I read this top to bottom, three times or more. Great career you've had - although more of a life story. How did you feel about retiring at 50? I've neighbours and relatives that have taken the plunge at a similar age and, if they've not got very out of shape very quickly, they've certainly complained of lack of focus. Although there is one guy who has really taken to the afterlife as he calls it. Golfs mosts days, drinks like a fish, but looks extremely well. Possibly I guess due to having lost all measure of the stress that seems to blight much of life these days.
 
I read this top to bottom, three times or more. Great career you've had - although more of a life story. How did you feel about retiring at 50? I've neighbours and relatives that have taken the plunge at a similar age and, if they've not got very out of shape very quickly, they've certainly complained of lack of focus. Although there is one guy who has really taken to the afterlife as he calls it. Golfs mosts days, drinks like a fish, but looks extremely well. Possibly I guess due to having lost all measure of the stress that seems to blight much of life these days.
Your last sentence pretty much covers it - losing the stresses of work proved to be even more beneficial than I had expected. Mind you, it also coincided with losing the stresses of a sexless marriage (replaced with the opposite :)).
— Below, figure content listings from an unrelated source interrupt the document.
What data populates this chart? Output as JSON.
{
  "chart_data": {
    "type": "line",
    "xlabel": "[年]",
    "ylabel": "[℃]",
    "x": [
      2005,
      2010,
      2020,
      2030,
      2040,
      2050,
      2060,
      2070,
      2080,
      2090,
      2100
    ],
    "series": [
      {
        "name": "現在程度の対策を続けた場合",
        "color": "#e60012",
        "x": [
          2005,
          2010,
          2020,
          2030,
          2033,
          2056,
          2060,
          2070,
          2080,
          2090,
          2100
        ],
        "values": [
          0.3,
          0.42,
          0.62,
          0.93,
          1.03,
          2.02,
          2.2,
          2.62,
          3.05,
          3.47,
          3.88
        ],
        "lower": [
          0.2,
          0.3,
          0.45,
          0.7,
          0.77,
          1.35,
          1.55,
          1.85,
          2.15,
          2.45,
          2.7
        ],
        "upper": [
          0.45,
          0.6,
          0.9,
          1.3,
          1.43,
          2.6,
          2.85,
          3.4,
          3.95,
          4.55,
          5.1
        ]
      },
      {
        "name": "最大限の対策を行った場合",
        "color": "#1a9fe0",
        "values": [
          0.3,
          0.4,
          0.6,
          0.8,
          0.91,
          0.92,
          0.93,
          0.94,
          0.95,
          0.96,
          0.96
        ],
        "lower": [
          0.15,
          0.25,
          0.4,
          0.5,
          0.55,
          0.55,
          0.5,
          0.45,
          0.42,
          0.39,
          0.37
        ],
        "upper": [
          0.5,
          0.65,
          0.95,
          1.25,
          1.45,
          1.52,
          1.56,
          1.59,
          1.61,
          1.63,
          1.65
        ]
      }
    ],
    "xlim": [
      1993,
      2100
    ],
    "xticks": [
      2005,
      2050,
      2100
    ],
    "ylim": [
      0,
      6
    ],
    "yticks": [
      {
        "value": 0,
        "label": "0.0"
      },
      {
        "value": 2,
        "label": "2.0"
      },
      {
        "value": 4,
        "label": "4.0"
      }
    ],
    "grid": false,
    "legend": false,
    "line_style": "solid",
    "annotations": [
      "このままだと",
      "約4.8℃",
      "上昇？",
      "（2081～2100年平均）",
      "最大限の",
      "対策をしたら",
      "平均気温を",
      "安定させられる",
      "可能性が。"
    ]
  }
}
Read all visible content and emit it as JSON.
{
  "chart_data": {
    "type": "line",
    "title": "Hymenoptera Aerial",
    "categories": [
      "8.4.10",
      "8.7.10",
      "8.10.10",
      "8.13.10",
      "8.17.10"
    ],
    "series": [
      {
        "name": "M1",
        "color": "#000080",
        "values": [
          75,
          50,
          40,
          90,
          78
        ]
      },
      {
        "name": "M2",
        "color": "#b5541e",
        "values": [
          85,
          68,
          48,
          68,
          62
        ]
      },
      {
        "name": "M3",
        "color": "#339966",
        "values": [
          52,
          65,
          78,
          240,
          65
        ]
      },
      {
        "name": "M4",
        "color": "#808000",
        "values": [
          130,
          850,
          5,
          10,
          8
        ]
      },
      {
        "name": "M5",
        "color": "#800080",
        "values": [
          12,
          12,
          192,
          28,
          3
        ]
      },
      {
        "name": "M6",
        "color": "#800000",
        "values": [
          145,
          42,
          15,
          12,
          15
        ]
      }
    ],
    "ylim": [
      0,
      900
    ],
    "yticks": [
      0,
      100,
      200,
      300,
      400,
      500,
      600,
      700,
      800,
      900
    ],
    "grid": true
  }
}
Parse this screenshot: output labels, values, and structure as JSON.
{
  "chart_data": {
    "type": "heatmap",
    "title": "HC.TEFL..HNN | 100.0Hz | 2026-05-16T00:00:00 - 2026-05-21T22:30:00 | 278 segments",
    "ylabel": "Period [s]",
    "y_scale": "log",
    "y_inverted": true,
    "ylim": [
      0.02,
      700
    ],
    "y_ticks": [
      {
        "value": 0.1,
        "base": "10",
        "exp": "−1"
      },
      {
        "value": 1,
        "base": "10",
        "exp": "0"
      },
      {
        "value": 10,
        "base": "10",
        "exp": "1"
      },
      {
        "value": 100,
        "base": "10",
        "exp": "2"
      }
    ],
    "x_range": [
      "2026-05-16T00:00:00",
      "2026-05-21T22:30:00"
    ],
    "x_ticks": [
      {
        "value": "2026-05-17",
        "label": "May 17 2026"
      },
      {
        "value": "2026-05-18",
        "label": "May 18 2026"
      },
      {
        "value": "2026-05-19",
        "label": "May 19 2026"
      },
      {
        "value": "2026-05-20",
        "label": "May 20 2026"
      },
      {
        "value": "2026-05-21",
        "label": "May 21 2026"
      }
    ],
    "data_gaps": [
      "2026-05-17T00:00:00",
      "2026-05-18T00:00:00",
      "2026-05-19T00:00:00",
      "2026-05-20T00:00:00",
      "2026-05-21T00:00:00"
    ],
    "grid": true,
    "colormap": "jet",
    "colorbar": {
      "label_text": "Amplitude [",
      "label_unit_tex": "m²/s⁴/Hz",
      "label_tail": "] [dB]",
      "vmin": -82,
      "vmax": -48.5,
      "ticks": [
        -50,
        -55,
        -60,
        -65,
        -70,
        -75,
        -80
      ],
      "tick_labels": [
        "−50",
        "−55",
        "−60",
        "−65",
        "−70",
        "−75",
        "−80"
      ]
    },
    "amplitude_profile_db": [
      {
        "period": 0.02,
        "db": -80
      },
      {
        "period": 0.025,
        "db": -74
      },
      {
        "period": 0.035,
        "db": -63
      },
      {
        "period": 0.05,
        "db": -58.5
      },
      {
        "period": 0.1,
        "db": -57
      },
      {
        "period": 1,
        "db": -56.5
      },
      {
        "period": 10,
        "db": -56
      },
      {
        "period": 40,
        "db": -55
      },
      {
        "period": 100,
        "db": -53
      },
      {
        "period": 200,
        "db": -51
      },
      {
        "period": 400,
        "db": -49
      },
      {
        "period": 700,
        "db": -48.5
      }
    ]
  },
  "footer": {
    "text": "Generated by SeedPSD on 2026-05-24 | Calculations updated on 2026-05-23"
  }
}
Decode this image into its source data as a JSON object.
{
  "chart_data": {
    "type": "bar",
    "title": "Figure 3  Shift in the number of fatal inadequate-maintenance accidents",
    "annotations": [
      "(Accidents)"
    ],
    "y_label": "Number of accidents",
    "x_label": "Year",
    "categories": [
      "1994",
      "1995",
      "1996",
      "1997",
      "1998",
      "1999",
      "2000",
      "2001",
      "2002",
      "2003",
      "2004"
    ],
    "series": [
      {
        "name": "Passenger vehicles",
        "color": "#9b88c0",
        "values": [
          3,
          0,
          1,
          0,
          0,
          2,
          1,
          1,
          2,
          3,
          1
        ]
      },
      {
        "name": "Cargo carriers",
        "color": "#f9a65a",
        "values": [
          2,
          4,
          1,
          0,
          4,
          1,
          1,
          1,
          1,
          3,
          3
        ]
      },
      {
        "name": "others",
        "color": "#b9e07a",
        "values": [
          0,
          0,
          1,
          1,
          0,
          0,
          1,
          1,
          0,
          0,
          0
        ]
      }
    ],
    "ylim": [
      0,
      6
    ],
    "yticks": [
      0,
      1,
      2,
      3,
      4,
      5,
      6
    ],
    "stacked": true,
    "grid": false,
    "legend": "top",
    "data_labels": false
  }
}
I went from well off and miserable to poor and very happy.
 
Sorry Chris, I’d love to get stuck in but I don’t know if it’s just because I’m *only* in my mid-thirties but other than my children I’ve not really thought about what legacy or body of work I’ll leave behind, I could say my posts on this forum but I doubt they’ll be of any great benefit to anyone!
 
Sorry Chris, I’d love to get stuck in but I don’t know if it’s just because I’m *only* in my mid-thirties but other than my children I’ve not really thought about what legacy or body of work I’ll leave behind, I could say my posts on this forum but I doubt they’ll be of any great benefit to anyone!

What about your eclectic taste in cars Lee? I wish I'd catologued every thing I'd owned since a nipper. Bet your kids would love to read your thoughts on the subject one day.

One other things to note is that time appears to pass more quickly the older you get. And that it's never too early to start anything that might have a positive effect on your life. And from my experience - at 58 and a quarter :) there are projects I'd like to do, that I now feel I am too old to start. Although given the number of politicians who have governed the country well into their 70s, maybe I should revisit that. Also, and I know this will sound silly to 99% of the members of this forum, I worry that I will never get to the end of my reading list, especially given it grows by the month. Could have, should have, started much earlier.